Dissertation Abstracts International 44(12), 3600-A 3601-A Iowa State University (Order = DA8407xxx): 117, 1983.
Abstract: The effects of the meta-model questioning strategy from neurolinguistic programming (NLP) were compared to the effects of an empathy responding strategy in the initial counseling interview. Seventy-two clients were obtained from a pool of undergraduate psychology student volunteers. Two graduate students majoring in counselor education served as the counselors and were trained to deliver the two counseling strategies. A four group design was used for the investigation. Clients were assigned at random to one of the two counselors and to one of the two counseling strategies. Each client was treated in one thirty- minute interview. Five dependent variables were identified to assess the effects of the treatments. The first, concreteness in client statements, was determined by trained raters of concreteness using a five-minute transcribed segment of each interview.
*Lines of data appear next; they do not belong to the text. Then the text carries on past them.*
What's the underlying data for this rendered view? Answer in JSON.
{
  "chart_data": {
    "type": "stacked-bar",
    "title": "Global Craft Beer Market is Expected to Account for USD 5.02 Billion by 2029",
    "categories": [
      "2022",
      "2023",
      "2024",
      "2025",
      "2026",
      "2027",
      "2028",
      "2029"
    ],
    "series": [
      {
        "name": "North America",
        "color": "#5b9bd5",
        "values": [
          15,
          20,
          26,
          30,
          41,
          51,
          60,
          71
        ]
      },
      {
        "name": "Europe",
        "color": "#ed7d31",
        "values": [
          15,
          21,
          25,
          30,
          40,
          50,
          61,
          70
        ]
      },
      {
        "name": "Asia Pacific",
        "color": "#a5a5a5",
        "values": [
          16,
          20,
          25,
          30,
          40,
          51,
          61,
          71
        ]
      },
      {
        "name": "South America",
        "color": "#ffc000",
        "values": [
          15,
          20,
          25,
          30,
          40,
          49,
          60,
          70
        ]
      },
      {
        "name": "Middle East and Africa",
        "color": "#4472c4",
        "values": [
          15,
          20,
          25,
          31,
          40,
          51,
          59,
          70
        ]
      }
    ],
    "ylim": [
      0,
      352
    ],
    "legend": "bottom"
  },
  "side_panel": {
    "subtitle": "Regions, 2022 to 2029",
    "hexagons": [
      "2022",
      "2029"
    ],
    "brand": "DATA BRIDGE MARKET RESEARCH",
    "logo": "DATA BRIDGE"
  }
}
The second dependent variable was the change in client anxiety during the counseling interview. Client self-reported anxiety change was assessed immediately following the interview. The final three dependent variables were counselor attractiveness, expertness, and trustworthiness, as perceived by the clients. The Counselor Rating form was completed by each client immediately following the counseling interview to assess these final three variables. No differences could be shown between the two counseling strategies on any of the five dependent variables. Also, no differences could be shown between the two counselors. An interaction of treatment strategy and counselor was found for self- reported change in client anxiety. The counselors, when using either of the two strategies, were generally perceived to be highly attractive, expert, and trustworthy. On the average, client self-reported anxiety was lowered somewhat for both treatments. Client concreteness scores averaged just below the midpoint on a five-point concreteness scale for both treatments. Possible conclusions and recommendations are discussed.